Model population and refresh. Rekeying a revised management case into an operating model at 9pm is not analysis; it is data entry with high stakes. AI populates the model from source documents and carries assumptions forward, so the analyst reviews the logic instead of retyping the inputs.
Institutional recall. Reconstructing a coverage relationship's history, surfacing what the IC asked on a comparable deal, or finding the firm's prior look at a target — this is where AI with real memory is not just faster but categorically better than a person searching an inbox.
Where the senior banker is still the job.
Pricing and structure judgment. What a business is actually worth, how to structure the consideration, and where the negotiation has room — these rest on pattern recognition across cycles and deals that does not reduce to the inputs on the page. AI frames the range; the banker sets the number.
Reading the room and the relationship. A coverage relationship is built on trust, timing, and a read of what a client or counterparty actually wants, often the opposite of what they say. This is relationship intelligence, and it lives with the senior banker. No system covers it, and a firm that pretends otherwise damages the franchise.
The judgment call under ambiguity. When the comps disagree with the DCF, when the management case is optimistic in a way the model cannot flag, when a deal should be walked away from despite the fees — these are the decisions the MD is paid for. AI can surface the tension. It cannot own the call.
Accountability. A memo goes to committee with a name on it. The person who signs it is answerable for it, and that accountability is not delegable to a model, however good the draft. The senior banker reviews, presses, and owns the output — which is exactly why the draft arriving fully built is a gift and not a threat.
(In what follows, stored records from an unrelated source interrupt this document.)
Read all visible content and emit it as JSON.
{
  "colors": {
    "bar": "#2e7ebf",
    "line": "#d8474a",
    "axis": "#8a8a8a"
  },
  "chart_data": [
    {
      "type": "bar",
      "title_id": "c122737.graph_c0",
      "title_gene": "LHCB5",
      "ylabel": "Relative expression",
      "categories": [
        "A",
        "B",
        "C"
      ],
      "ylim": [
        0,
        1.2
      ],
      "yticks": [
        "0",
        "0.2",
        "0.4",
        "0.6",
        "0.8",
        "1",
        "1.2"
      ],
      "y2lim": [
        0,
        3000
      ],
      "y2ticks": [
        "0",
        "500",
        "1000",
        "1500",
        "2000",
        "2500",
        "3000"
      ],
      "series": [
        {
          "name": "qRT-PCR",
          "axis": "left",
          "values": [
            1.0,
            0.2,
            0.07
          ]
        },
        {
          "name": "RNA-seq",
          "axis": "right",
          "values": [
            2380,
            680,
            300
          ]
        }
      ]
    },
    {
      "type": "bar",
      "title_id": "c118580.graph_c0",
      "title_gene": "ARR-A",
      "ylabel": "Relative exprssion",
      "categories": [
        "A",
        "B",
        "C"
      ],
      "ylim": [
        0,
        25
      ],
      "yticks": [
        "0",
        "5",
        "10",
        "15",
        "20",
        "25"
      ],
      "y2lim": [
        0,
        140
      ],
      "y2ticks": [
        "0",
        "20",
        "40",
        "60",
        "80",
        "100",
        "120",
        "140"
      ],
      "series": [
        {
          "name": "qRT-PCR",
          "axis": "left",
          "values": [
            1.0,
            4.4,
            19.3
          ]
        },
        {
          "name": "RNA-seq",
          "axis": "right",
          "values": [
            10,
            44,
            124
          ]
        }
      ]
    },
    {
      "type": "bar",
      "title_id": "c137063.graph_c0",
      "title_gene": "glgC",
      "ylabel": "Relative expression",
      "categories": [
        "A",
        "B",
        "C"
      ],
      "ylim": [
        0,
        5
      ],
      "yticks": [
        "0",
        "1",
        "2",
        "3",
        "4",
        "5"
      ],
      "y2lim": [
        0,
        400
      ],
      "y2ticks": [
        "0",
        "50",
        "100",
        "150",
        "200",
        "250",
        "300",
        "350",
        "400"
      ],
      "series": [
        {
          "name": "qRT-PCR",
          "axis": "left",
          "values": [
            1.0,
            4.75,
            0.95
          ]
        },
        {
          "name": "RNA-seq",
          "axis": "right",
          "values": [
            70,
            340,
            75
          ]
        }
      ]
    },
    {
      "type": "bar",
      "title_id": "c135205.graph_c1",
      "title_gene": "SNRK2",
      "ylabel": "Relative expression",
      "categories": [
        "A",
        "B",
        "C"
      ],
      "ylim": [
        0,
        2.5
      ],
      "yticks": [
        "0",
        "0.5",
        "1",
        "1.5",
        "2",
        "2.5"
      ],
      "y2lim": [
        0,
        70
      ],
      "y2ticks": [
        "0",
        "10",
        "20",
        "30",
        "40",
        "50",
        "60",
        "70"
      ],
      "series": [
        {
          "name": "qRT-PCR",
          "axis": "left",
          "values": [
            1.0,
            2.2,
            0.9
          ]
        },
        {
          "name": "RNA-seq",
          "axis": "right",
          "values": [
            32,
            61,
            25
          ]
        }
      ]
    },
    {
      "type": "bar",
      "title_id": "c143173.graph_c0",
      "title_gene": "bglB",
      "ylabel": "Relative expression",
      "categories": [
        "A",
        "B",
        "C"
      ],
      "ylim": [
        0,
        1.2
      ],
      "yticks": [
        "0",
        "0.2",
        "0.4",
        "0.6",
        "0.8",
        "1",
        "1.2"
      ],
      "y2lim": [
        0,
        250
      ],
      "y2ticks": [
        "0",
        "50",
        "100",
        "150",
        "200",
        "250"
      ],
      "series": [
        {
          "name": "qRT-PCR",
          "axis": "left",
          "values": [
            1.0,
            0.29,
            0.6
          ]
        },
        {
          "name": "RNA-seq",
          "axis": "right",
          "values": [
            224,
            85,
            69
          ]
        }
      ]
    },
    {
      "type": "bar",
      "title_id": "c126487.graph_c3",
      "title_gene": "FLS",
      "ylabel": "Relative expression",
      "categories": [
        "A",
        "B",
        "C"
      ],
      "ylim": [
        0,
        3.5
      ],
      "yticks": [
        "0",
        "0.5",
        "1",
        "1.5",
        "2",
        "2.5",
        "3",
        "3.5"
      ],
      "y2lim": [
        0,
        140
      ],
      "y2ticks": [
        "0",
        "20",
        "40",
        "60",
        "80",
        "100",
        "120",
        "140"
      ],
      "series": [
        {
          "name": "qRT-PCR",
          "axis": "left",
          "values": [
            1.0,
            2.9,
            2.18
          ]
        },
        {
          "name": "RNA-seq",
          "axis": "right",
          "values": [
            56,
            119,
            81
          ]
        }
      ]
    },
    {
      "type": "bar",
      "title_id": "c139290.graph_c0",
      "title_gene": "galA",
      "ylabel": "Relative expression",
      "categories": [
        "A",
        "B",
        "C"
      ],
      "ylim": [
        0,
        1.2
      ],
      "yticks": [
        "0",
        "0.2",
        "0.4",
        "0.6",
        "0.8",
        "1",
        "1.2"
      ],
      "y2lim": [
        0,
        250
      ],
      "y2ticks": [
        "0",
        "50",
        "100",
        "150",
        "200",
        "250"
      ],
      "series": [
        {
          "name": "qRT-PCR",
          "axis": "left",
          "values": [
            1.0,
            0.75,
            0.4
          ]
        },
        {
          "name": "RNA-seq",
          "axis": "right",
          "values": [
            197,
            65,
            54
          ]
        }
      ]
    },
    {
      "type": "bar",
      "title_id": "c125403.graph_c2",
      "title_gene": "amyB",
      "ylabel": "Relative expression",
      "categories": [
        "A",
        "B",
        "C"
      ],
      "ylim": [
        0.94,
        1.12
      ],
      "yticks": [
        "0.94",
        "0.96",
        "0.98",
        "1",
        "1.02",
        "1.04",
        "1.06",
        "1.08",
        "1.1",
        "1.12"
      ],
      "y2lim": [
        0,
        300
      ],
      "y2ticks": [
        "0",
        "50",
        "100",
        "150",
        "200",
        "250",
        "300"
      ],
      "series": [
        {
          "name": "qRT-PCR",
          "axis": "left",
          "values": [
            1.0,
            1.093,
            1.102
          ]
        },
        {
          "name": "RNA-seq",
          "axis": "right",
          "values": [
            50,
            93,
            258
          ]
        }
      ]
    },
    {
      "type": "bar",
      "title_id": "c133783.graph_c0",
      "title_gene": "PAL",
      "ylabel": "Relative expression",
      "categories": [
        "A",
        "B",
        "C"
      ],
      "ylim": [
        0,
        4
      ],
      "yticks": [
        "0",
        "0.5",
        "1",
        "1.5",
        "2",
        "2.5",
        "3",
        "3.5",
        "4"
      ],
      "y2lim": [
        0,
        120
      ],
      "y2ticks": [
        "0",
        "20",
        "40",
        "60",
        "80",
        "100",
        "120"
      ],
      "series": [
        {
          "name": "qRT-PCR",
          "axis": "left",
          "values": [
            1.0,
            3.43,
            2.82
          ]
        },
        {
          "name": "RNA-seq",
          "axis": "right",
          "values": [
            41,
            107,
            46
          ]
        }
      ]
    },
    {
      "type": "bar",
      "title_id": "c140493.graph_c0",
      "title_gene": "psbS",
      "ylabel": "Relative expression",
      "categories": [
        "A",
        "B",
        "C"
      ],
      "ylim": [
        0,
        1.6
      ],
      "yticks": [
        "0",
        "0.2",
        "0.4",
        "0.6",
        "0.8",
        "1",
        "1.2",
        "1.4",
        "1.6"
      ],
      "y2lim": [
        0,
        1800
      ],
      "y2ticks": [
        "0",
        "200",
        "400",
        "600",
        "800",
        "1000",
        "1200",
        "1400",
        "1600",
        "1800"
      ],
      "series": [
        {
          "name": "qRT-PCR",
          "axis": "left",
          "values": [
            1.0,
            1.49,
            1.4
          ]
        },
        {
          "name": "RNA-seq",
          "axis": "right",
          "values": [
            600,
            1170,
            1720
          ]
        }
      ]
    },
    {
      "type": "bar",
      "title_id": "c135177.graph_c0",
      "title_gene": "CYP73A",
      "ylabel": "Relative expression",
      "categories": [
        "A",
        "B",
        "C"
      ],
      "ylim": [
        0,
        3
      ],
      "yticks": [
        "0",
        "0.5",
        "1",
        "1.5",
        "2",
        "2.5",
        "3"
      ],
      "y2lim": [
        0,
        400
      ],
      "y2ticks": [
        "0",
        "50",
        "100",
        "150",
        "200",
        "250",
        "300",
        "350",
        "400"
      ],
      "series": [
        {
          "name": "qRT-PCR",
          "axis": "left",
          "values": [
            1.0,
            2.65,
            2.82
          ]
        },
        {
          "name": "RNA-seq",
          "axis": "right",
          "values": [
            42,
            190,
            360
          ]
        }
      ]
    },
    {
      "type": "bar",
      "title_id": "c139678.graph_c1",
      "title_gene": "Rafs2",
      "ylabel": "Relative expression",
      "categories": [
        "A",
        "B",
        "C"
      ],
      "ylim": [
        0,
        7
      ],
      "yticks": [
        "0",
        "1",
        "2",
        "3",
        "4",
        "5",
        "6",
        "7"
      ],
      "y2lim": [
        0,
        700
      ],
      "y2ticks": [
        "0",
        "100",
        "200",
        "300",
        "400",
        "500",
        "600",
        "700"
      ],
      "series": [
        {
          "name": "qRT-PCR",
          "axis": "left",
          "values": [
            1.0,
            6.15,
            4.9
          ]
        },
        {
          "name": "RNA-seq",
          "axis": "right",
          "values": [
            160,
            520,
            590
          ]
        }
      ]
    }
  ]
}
The honest synthesis is that AI is very good at the assembly and recall that surround judgment, and not a substitute for the judgment itself. The firms that win with it will not be the ones that claim the machine replaced the banker, nor the ones that dismissed it as autocomplete. They will be the ones that put AI on the reassembly and kept the banker on the decision — and were precise about which was which.
KEY POINTS
- AI reliably carries first drafts of structured documents — pitch books, IC memos, CIM sections — the work that consumes junior hours and little judgment.
- AI is categorically strong on comps, model population, and institutional recall: mechanical, high-volume, memory-dependent tasks that punish manual effort.
- Pricing, structure, and the judgment call under ambiguity remain the senior banker's job — they rest on cross-cycle pattern recognition, not page inputs.
- Relationship intelligence and accountability are not delegable; a signed memo has a name on it, which is why a fully built draft helps rather than threatens.
- The winning firms are precise about the line — AI on the reassembly, the banker on the decision — rather than overclaiming or dismissing either side.